つまり、ペテロは、すべてのクリスチャンの模範として長老という役割が与えられていましたが、その長老というのは、何を模範とすべきなのかといえば、それは、キリストの苦難を模範とする者であるということです。言い換えれば、長老というのは、その身に殉教を帯びた者であり、イエスに殉じる者としての模範を示す存在であるとペテロは教えるのです。

『殉教』というキーワードを見失うと、このペテロの手紙の解釈を読み違えてしまうことでしょう。ペテロは、μάρτυς(マルトゥス)という言葉を用いるにあたって、『証人』という言葉の中に『殉教』という意味を込めていたと考えられます。ですから、長老たちに対する呼びかけは、厳粛かつ必死な思いが込められていたということです。

栄光にあずかるものとして


ὁ καὶ τῆς μελλούσης ἀποκαλύπτεσθαι δόξης κοινωνός:(ホ カイ テース メッルーセース アポカルプテッサイ ドクセース コイノーノス)『やがて現われる栄光にあずかる者』


ペテロは、こうした殉教を余儀なくさせられてしまう現状の中で、その筆頭として長老が連行されるということを知っていたであろうし、すでに連行されて殺害された人物もいたと思われます。現在でも、伝道者や牧師にはなりたくないと思うクリスチャンは多いでしょう。任される責任が重く、収入は少ないとなれば、誰が好き好んで教会の指導者になる人がいるでしょうか。
現代であってはこういう現状ですが、かつての原始教会では、長老たちには常に生命の危機が伴っていたと考えますと、命がけで御言葉を語る、指導に当たらなければならないという非常に際どい状況にあったことでしょう。

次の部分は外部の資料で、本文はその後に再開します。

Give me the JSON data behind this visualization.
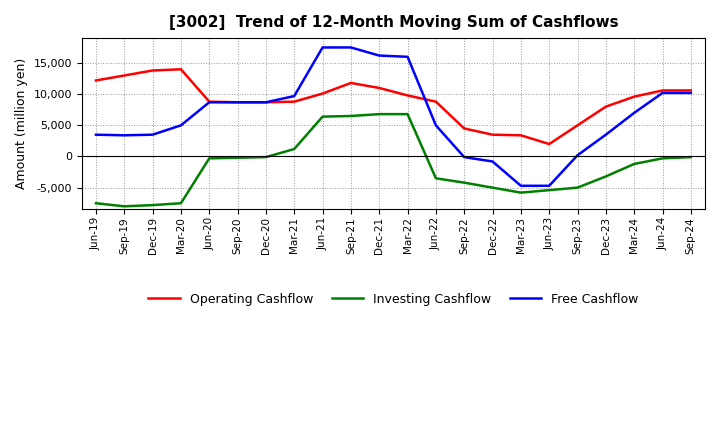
{
  "title": "[3002]  Trend of 12-Month Moving Sum of Cashflows",
  "ylabel": "Amount (million yen)",
  "x_labels": [
    "Jun-19",
    "Sep-19",
    "Dec-19",
    "Mar-20",
    "Jun-20",
    "Sep-20",
    "Dec-20",
    "Mar-21",
    "Jun-21",
    "Sep-21",
    "Dec-21",
    "Mar-22",
    "Jun-22",
    "Sep-22",
    "Dec-22",
    "Mar-23",
    "Jun-23",
    "Sep-23",
    "Dec-23",
    "Mar-24",
    "Jun-24",
    "Sep-24"
  ],
  "operating": [
    12200,
    13000,
    13800,
    14000,
    8800,
    8700,
    8700,
    8800,
    10100,
    11800,
    11000,
    9800,
    8800,
    4500,
    3500,
    3400,
    2000,
    5000,
    8000,
    9600,
    10600,
    10600
  ],
  "investing": [
    -7500,
    -8000,
    -7800,
    -7500,
    -300,
    -200,
    -100,
    1200,
    6400,
    6500,
    6800,
    6800,
    -3500,
    -4200,
    -5000,
    -5800,
    -5400,
    -5000,
    -3200,
    -1200,
    -300,
    -100
  ],
  "free": [
    3500,
    3400,
    3500,
    5000,
    8700,
    8700,
    8700,
    9700,
    17500,
    17500,
    16200,
    16000,
    5000,
    -100,
    -800,
    -4700,
    -4700,
    200,
    3500,
    7000,
    10200,
    10200
  ],
  "operating_color": "#ff0000",
  "investing_color": "#008000",
  "free_color": "#0000ff",
  "ylim": [
    -8500,
    19000
  ],
  "yticks": [
    -5000,
    0,
    5000,
    10000,
    15000
  ],
  "background_color": "#ffffff",
  "grid_color": "#999999"
}
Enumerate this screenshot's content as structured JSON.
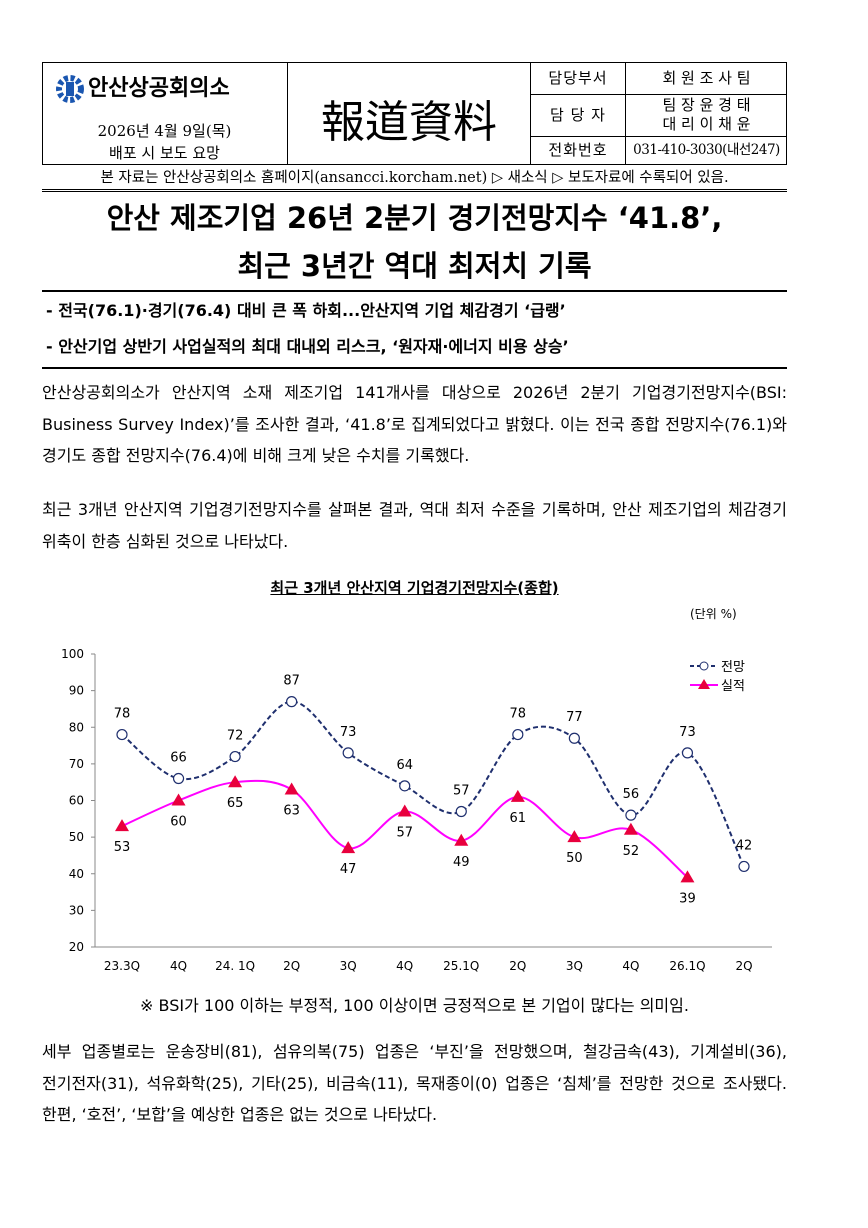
{
  "header": {
    "logo": "안산상공회의소",
    "date": "2026년 4월 9일(목)",
    "release": "배포 시 보도 요망",
    "title": "報道資料",
    "contacts": [
      {
        "label": "담당부서",
        "value": [
          "회 원 조 사 팀"
        ]
      },
      {
        "label": "담 당 자",
        "value": [
          "팀 장 윤 경 태",
          "대 리 이 채 윤"
        ]
      },
      {
        "label": "전화번호",
        "value": [
          "031-410-3030(내선247)"
        ]
      }
    ],
    "notice": "본 자료는 안산상공회의소 홈페이지(ansancci.korcham.net) ▷ 새소식 ▷ 보도자료에 수록되어 있음."
  },
  "headline": [
    "안산 제조기업 26년 2분기 경기전망지수 ‘41.8’,",
    "최근 3년간 역대 최저치 기록"
  ],
  "subpoints": [
    "- 전국(76.1)·경기(76.4) 대비 큰 폭 하회...안산지역 기업 체감경기 ‘급랭’",
    "- 안산기업 상반기 사업실적의 최대 대내외 리스크, ‘원자재·에너지 비용 상승’"
  ],
  "paragraphs": [
    "안산상공회의소가 안산지역 소재 제조기업 141개사를 대상으로 2026년 2분기 기업경기전망지수(BSI: Business Survey Index)’를 조사한 결과, ‘41.8’로 집계되었다고 밝혔다. 이는 전국 종합 전망지수(76.1)와 경기도 종합 전망지수(76.4)에 비해 크게 낮은 수치를 기록했다.",
    "최근 3개년 안산지역 기업경기전망지수를 살펴본 결과, 역대 최저 수준을 기록하며, 안산 제조기업의 체감경기 위축이 한층 심화된 것으로 나타났다."
  ],
  "chart_data": {
    "type": "line",
    "title": "최근 3개년 안산지역 기업경기전망지수(종합)",
    "unit": "(단위 %)",
    "categories": [
      "23.3Q",
      "4Q",
      "24. 1Q",
      "2Q",
      "3Q",
      "4Q",
      "25.1Q",
      "2Q",
      "3Q",
      "4Q",
      "26.1Q",
      "2Q"
    ],
    "series": [
      {
        "name": "전망",
        "color": "#1f2f6e",
        "marker": "circle",
        "dashed": true,
        "values": [
          78,
          66,
          72,
          87,
          73,
          64,
          57,
          78,
          77,
          56,
          73,
          42
        ]
      },
      {
        "name": "실적",
        "color": "#ff00ff",
        "marker": "triangle",
        "marker_color": "#e8003d",
        "dashed": false,
        "values": [
          53,
          60,
          65,
          63,
          47,
          57,
          49,
          61,
          50,
          52,
          39,
          null
        ]
      }
    ],
    "ylim": [
      20,
      100
    ],
    "yticks": [
      20,
      30,
      40,
      50,
      60,
      70,
      80,
      90,
      100
    ],
    "smooth": true,
    "legend": "upper right"
  },
  "footnote": "※ BSI가 100 이하는 부정적, 100 이상이면 긍정적으로 본 기업이 많다는 의미임.",
  "closing": "세부 업종별로는 운송장비(81), 섬유의복(75) 업종은 ‘부진’을 전망했으며, 철강금속(43), 기계설비(36), 전기전자(31), 석유화학(25), 기타(25), 비금속(11), 목재종이(0) 업종은 ‘침체’를 전망한 것으로 조사됐다. 한편, ‘호전’, ‘보합’을 예상한 업종은 없는 것으로 나타났다."
}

長老たちは、まっさきに生命を失う存在でしたが、同時に、ペテロも長老も『栄光にあずかる者』として召されていることを教えます。この素晴らしい保証は、死を常に帯びた長老たちを励ます言葉でもありますが、 τῆς μελλούσης ἀποκαλύπτεσθαι δόξης κοινωνός(私訳:確実に啓示される恵みに預かる者)命と引き換えに、やがて示される恵みにあるかることができるとペテロは力強く語ります。

なぜ、ペテロはそう言い得るのか。それは、主イエス・キリストの十字架と復活のμάρτυς(マルトゥス)目撃者だったからです。たしかに生命の危機は長老たちを代表として襲いかかっていましたが、イエス・キリストの復活による恵みというものも、長老たちに真っ先に与えられる祝福でした。
この祝福は、復活の証人であるペテロが語る言葉ほど確実なものはないでしょう。

私も、御言葉を語る働きに遣わされていますが、その重みというものを今日の節から学ばされております。かつての教会の長老たちは、その生命を捨てる覚悟で教会を牧していました。自分の生命が失われてもクリスチャンの永遠のいのちのために捧げていました。果たして、自分にその姿が見られるだろうかと自分を吟味させられております。

原始教会のような迫害は今は見られません。しかし、共産国やイスラム教国での迫害は、原始教会に引けをとりません。そうした過酷な中で信仰を持たねばならないクリスチャンや指導する牧師や伝道者の命がけの信仰は日本でもかつて存在したことでした。そういう試練の中で果たして自分は務まるのだろうかという思いを抱く箇所でした。

ペテロの言葉は、今に生きる私たちへの励ましであり、たとえ、迫害の中に置かれたとしても、羊たちを支え導くという働きは変わらないということに気が付かされます。それは、主イエス・キリストが、そのいのちを教会のために捨て、ペテロや使徒たちもクリスチャンたちのために生命を捨てたのと同様でした。原始教会の長老たちも次々とその生命を落としましたが、彼らは非業の死を遂げようとも、希望は捨てませんでした。彼らは、十字架の死と復活をその目で目撃したペテロや弟子たちの証言を懐き、復活の恵みに預かれる保証をいただくだけでなく、純真な思いで率先して十字架に向かっていこうという勇気の中に信仰の証しを置いたからでした。
平和な時代に生きている私たちは、自分が取り組む十字架があるはずです。その十字架に向かって、勇気を出して歩みだそうではありませんか。